Some of my paintings were almost abstract - I really loved slapping down the colors and forms. Up close they look like nothing... but step back... and that's a different story.

Take a look at my paintings here: http://www.nachtwache.org/~ntang/gallery/art/paintings/ . They're immediately recognizable, as far as subject matter, I think, from the thumbnails. Click on the link to the medium-sized version of each. Then back out and look at the large version of each. The large versions (slightly larger than life-size) of each are close to unrecognizable - they look almost like random sets of brushstrokes. But when you step back a little (the medium size, or the thumbnails) you can tell what they are. You can tell _exactly_ what they are, I think. You can feel what they are. Now, those aren't perfect by any means - hell, I painted them in high school, without much experience with oil paints, and each is a somewhat different style from the others. But I think you get my point, if I still have one by now.

The interesting thing is that I get lost in the details. Not in those, obviously, as I was successful in making myself step back and paint what I felt instead of what I saw. Some of my other paintings, though, I lost myself in trying to capture all of the details, and they came out as horrendous messes. I really hated them. They were utterly terrible.

My drawing teacher at NYU told me I needed to loosen up and worry about the details less. Apparently I did the same thing there, although not as much as in some of those paintings in high school.

And that, in a nutshell, seems to be my "problem". If I can pull back to a bird's eye view, I'm good at what I do. When I try to narrow down to the nitty gritties, though, I get lost in the details and end up confusing myself. It happened with my art, it happened with foreign languages, and it happens when I try to code. I'm not useless with details, mind you, but my strength is not at the low-level stuff. It's really disappointing, because in order to become an uber-geek hacker legend, you have to be good at the low-level shit. No one seems to respect a geek who can't manage more than a passable level of proficiency in perl or even worse struggles with c (although, again, that might not be true nowadays). I've always been relegated to the back ends of any group of geeks, as I just am not good hacker material.

But that's the other funny thing.
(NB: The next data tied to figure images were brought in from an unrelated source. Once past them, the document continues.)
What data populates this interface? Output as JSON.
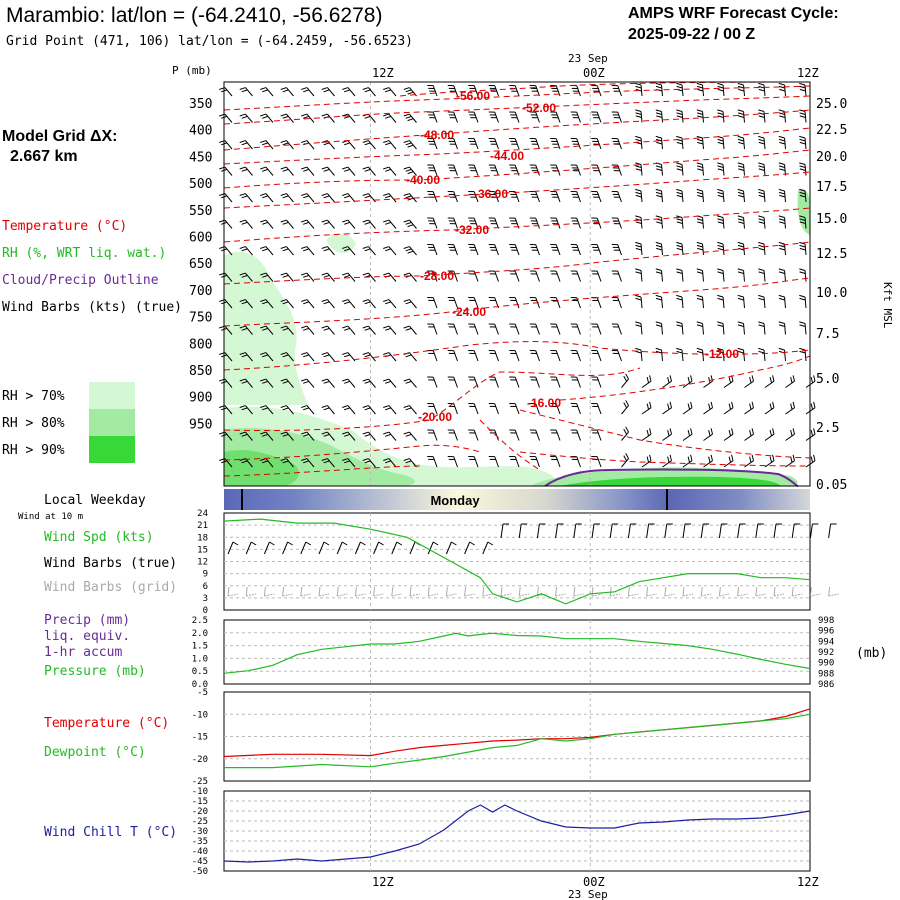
{
  "header": {
    "title": "Marambio:  lat/lon = (-64.2410, -56.6278)",
    "grid_point": "Grid Point (471, 106) lat/lon = (-64.2459, -56.6523)",
    "cycle_label": "AMPS WRF Forecast Cycle:",
    "cycle_value": "2025-09-22 / 00  Z"
  },
  "legend": {
    "model_grid": "Model Grid ΔX:",
    "model_grid_value": "2.667 km",
    "temperature": "Temperature (°C)",
    "rh": "RH (%, WRT liq. wat.)",
    "cloud": "Cloud/Precip Outline",
    "wind": "Wind Barbs (kts) (true)",
    "rh70": "RH > 70%",
    "rh80": "RH > 80%",
    "rh90": "RH > 90%",
    "rh_colors": [
      "#d4f7d4",
      "#a3eba3",
      "#38d838"
    ]
  },
  "colors": {
    "temperature": "#e00000",
    "rh_fill": "#a3eba3",
    "cloud": "#6a2a96",
    "wind": "#000000",
    "green_line": "#22bb22",
    "wind_chill": "#1e1ea0",
    "grid_wind": "#aaaaaa"
  },
  "time_axis": {
    "top_ticks": [
      "12Z",
      "00Z",
      "12Z"
    ],
    "date": "23 Sep",
    "bottom_ticks": [
      "12Z",
      "00Z",
      "12Z"
    ],
    "bottom_date": "23 Sep"
  },
  "upper": {
    "pressure_label": "P (mb)",
    "pressure_ticks": [
      "350",
      "400",
      "450",
      "500",
      "550",
      "600",
      "650",
      "700",
      "750",
      "800",
      "850",
      "900",
      "950"
    ],
    "height_ticks": [
      "25.0",
      "22.5",
      "20.0",
      "17.5",
      "15.0",
      "12.5",
      "10.0",
      "7.5",
      "5.0",
      "2.5",
      "0.05"
    ],
    "height_label": "Kft MSL",
    "isotherm_labels": [
      "-56.00",
      "-52.00",
      "-48.00",
      "-44.00",
      "-40.00",
      "-36.00",
      "-32.00",
      "-28.00",
      "-24.00",
      "-20.00",
      "-16.00",
      "-12.00"
    ]
  },
  "weekday": {
    "label": "Local Weekday",
    "day": "Monday"
  },
  "panel_wind": {
    "sub": "Wind at 10 m",
    "spd": "Wind Spd (kts)",
    "true": "Wind Barbs (true)",
    "grid": "Wind Barbs (grid)",
    "ticks": [
      "24",
      "21",
      "18",
      "15",
      "12",
      "9",
      "6",
      "3",
      "0"
    ]
  },
  "panel_precip": {
    "precip": "Precip (mm)",
    "liq": "liq. equiv.",
    "accum": "1-hr accum",
    "pressure": "Pressure (mb)",
    "left_ticks": [
      "2.5",
      "2.0",
      "1.5",
      "1.0",
      "0.5",
      "0.0"
    ],
    "right_ticks": [
      "998",
      "996",
      "994",
      "992",
      "990",
      "988",
      "986"
    ],
    "unit": "(mb)"
  },
  "panel_temp": {
    "temperature": "Temperature (°C)",
    "dewpoint": "Dewpoint (°C)",
    "ticks": [
      "-5",
      "-10",
      "-15",
      "-20",
      "-25"
    ]
  },
  "panel_chill": {
    "label": "Wind Chill T (°C)",
    "ticks": [
      "-10",
      "-15",
      "-20",
      "-25",
      "-30",
      "-35",
      "-40",
      "-45",
      "-50"
    ]
  },
  "chart_data": [
    {
      "type": "line",
      "title": "Wind Spd (kts)",
      "ylim": [
        0,
        24
      ],
      "x_hours": [
        0,
        3,
        6,
        9,
        12,
        15,
        18,
        21,
        22,
        24,
        26,
        28,
        30,
        32,
        34,
        36,
        38,
        40,
        42,
        44,
        46,
        48
      ],
      "series": [
        {
          "name": "Wind Spd (kts)",
          "values": [
            22,
            22.5,
            21.5,
            21.5,
            20,
            18,
            13,
            8,
            4,
            2,
            4,
            1.5,
            4,
            4.5,
            7,
            8,
            9,
            9,
            9,
            8,
            8,
            7.5
          ]
        }
      ]
    },
    {
      "type": "line",
      "title": "Precip / Pressure",
      "ylim": [
        0,
        2.5
      ],
      "right_ylim": [
        986,
        998
      ],
      "x_hours": [
        0,
        2,
        4,
        6,
        8,
        10,
        12,
        14,
        16,
        18,
        19,
        20,
        21,
        22,
        24,
        26,
        28,
        30,
        32,
        34,
        36,
        38,
        40,
        42,
        44,
        46,
        48
      ],
      "series": [
        {
          "name": "Pressure (mb)",
          "values": [
            988,
            988.5,
            989.5,
            991.5,
            992.5,
            993,
            993.5,
            993.5,
            994,
            995,
            995.5,
            995,
            995.3,
            995.5,
            995.1,
            995,
            994.5,
            994.5,
            994.5,
            994,
            993.6,
            993.2,
            992.5,
            991.6,
            990.6,
            989.7,
            988.9
          ]
        },
        {
          "name": "Precip (mm)",
          "values": []
        }
      ]
    },
    {
      "type": "line",
      "title": "Temperature / Dewpoint",
      "ylim": [
        -25,
        -5
      ],
      "x_hours": [
        0,
        4,
        8,
        12,
        14,
        16,
        18,
        20,
        22,
        24,
        26,
        28,
        30,
        32,
        34,
        36,
        38,
        40,
        42,
        44,
        46,
        48
      ],
      "series": [
        {
          "name": "Temperature (°C)",
          "values": [
            -19.5,
            -19,
            -19,
            -19.3,
            -18.3,
            -17.5,
            -17,
            -16.5,
            -16,
            -15.8,
            -15.5,
            -15.5,
            -15.2,
            -14.5,
            -14,
            -13.5,
            -13,
            -12.5,
            -12,
            -11.5,
            -10.5,
            -8.8
          ]
        },
        {
          "name": "Dewpoint (°C)",
          "values": [
            -22,
            -22,
            -21.3,
            -21.8,
            -21,
            -20.3,
            -19.5,
            -18.5,
            -17.5,
            -17,
            -15.5,
            -16,
            -15.5,
            -14.5,
            -14,
            -13.5,
            -13,
            -12.5,
            -12,
            -11.5,
            -11,
            -10
          ]
        }
      ]
    },
    {
      "type": "line",
      "title": "Wind Chill T (°C)",
      "ylim": [
        -50,
        -10
      ],
      "x_hours": [
        0,
        2,
        4,
        6,
        8,
        10,
        12,
        14,
        16,
        18,
        20,
        21,
        22,
        23,
        24,
        26,
        28,
        30,
        32,
        34,
        36,
        38,
        40,
        42,
        44,
        46,
        48
      ],
      "series": [
        {
          "name": "Wind Chill T (°C)",
          "values": [
            -45,
            -45.5,
            -45,
            -44,
            -45,
            -44,
            -43,
            -40,
            -36.5,
            -29.5,
            -20,
            -17,
            -20.5,
            -17,
            -20,
            -25,
            -28,
            -28.5,
            -28.5,
            -26,
            -25.5,
            -24.5,
            -24,
            -24,
            -23.5,
            -22,
            -20
          ]
        }
      ]
    }
  ]
}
My strengths mean that I tend to be very good at some things, like technical design and architecture, and at understanding systems, at troubleshooting problems, at figuring things out. Things that trip up some really bright people are simple for me. The problem is, they aren't the sort of strengths that are valued in the community that I seem to fit into best, namely the geek/hacker/open-source community that has sprung up all of a sudden recently.

So I stay on the sidelines, never really diving in. Sigh. And that's the story of my life. I've never quite seemed to fit into any group, in part because I've never let myself be defined by the group, and that's not generally appreciated. I value my individual nature and I value my strengths and I try to compensate for my weaknesses, but I'm not good at denying any of them. Hell, sometimes I emphasize them. I'm stubborn, too, and if I feel pressure from a group to fit in or leave, I tend to leave. I'm not good at fitting in, I don't know how to do it. I'm almost proud of it, sometimes, but it makes for a lonely existence.

Ah well. Anyway, enough rambling. I need to get ready for bed soon.